Discovery of insects trapped in amber sheds light on ancient Amazon rainforest
First South American amber with ancient beetles, flies, ants and wasps dates to 112 million years ago, offering new view of early Amazon and plant-insect interactions

WASHINGTON — Scientists have discovered prehistoric insects preserved in amber for the first time in South America, offering a fresh glimpse into life on Earth during a period when flowering plants were just beginning to diversify. The amber fragments were found at a sandstone quarry in Ecuador on the edge of today’s Amazon basin and date to about 112 million years ago, according to Fabiany Herrera, curator of fossil plants at the Field Museum in Chicago and a co-author of the study published in Communications Earth & Environment.
Almost all amber deposits from the past 130 million years have been in the Northern Hemisphere, and it has long been “an enigma” that researchers have found few in southern regions that once formed the supercontinent Gondwana, said David Grimaldi, an entomologist at the American Museum of Natural History who was not involved in the discovery. The researchers identified ancient beetles, flies, ants and wasps in fossilized tree resin and said the find could illuminate how flowering plants and insects interacted during the dinosaur era, according to Ricardo Pérez-de la Fuente, a paleoentomologist at the Oxford University Museum of Natural History who was not involved in the study.
At the Genoveva quarry, the source of the specimens, researchers uncovered hundreds of amber fragments, some containing insects, pollen and tree leaves. The finds indicate a mid-Cretaceous forest that included ferns and conifers, and they suggest that a Monkey Puzzle Tree — a species that no longer grows in Amazonia — once grew there, Herrera said.
Jaramillo, a study co-author at the Smithsonian Tropical Research Institute who helped locate the quarry, recalled that the site is rich in amber and more visible in the open quarry than it would be if hidden under dense vegetation. “There’s so much amber in the mines,” he said, “and it’s more visible in the open quarry than it would be if hidden under dense layers of vegetation.”
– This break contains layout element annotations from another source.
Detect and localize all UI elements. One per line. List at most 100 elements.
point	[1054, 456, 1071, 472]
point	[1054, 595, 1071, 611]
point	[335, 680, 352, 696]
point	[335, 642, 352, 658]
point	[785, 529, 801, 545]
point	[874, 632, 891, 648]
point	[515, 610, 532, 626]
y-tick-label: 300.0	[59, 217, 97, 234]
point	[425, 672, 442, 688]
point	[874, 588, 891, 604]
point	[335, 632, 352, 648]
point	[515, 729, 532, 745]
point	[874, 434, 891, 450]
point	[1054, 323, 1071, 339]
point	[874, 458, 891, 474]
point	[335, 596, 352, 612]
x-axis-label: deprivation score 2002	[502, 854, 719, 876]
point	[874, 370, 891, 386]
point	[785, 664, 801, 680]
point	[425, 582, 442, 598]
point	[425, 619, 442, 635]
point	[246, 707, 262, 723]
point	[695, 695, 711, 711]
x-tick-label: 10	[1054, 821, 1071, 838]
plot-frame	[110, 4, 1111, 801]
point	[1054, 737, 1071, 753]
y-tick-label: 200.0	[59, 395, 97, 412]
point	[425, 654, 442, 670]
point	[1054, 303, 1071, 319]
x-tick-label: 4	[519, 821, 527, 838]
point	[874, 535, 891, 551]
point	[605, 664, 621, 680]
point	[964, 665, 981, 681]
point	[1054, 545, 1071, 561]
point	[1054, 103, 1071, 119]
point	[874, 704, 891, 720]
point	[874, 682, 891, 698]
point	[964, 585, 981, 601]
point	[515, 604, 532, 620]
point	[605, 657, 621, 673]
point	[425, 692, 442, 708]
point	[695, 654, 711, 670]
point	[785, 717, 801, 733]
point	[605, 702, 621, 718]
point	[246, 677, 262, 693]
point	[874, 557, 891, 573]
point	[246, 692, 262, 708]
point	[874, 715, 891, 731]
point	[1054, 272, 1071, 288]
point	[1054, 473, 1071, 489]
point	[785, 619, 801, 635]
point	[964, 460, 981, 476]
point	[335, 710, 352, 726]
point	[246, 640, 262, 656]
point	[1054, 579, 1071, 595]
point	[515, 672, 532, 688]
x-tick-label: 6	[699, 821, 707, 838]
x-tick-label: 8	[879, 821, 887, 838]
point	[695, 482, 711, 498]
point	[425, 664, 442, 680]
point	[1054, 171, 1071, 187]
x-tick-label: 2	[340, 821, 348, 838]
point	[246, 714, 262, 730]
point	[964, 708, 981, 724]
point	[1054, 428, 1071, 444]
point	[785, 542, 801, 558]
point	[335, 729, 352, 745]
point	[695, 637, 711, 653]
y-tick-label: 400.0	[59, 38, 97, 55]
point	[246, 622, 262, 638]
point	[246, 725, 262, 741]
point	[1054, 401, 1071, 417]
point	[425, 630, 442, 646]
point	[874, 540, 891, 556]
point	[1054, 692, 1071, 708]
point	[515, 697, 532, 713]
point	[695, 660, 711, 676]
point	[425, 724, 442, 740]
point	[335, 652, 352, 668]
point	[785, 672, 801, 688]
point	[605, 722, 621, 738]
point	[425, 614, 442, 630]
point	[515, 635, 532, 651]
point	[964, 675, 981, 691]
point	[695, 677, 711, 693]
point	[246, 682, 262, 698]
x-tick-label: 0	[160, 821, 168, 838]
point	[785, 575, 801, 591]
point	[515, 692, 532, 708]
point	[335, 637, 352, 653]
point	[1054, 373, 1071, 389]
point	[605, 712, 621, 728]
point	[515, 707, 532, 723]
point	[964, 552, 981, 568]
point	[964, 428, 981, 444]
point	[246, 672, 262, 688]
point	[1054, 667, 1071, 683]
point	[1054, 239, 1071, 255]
“Amber pieces are little windows into the past,” Grimaldi said. Pérez-de la Fuente added that the discovery will help researchers understand the evolving interactions between flowering plants and insects that lived during the era of the dinosaurs. “Amber tends to preserve things that are tiny,” Grimaldi said, and “the time when the relationship between flowering plants and insects got started” was one of the most successful partnerships in nature, Pérez-de la Fuente said.
Looking ahead, researchers plan to continue analyzing the amber trove to learn more about Cretaceous biodiversity, including the insects that fed on flowering plants and their broader ecological context in what was then a different Amazon basin. The study adds to our understanding of mid-Cretaceous Amazonia and the coevolution of plants and insects, offering a clearer picture of how this once-southern rainforest looked and functioned during a pivotal period in Earth’s history.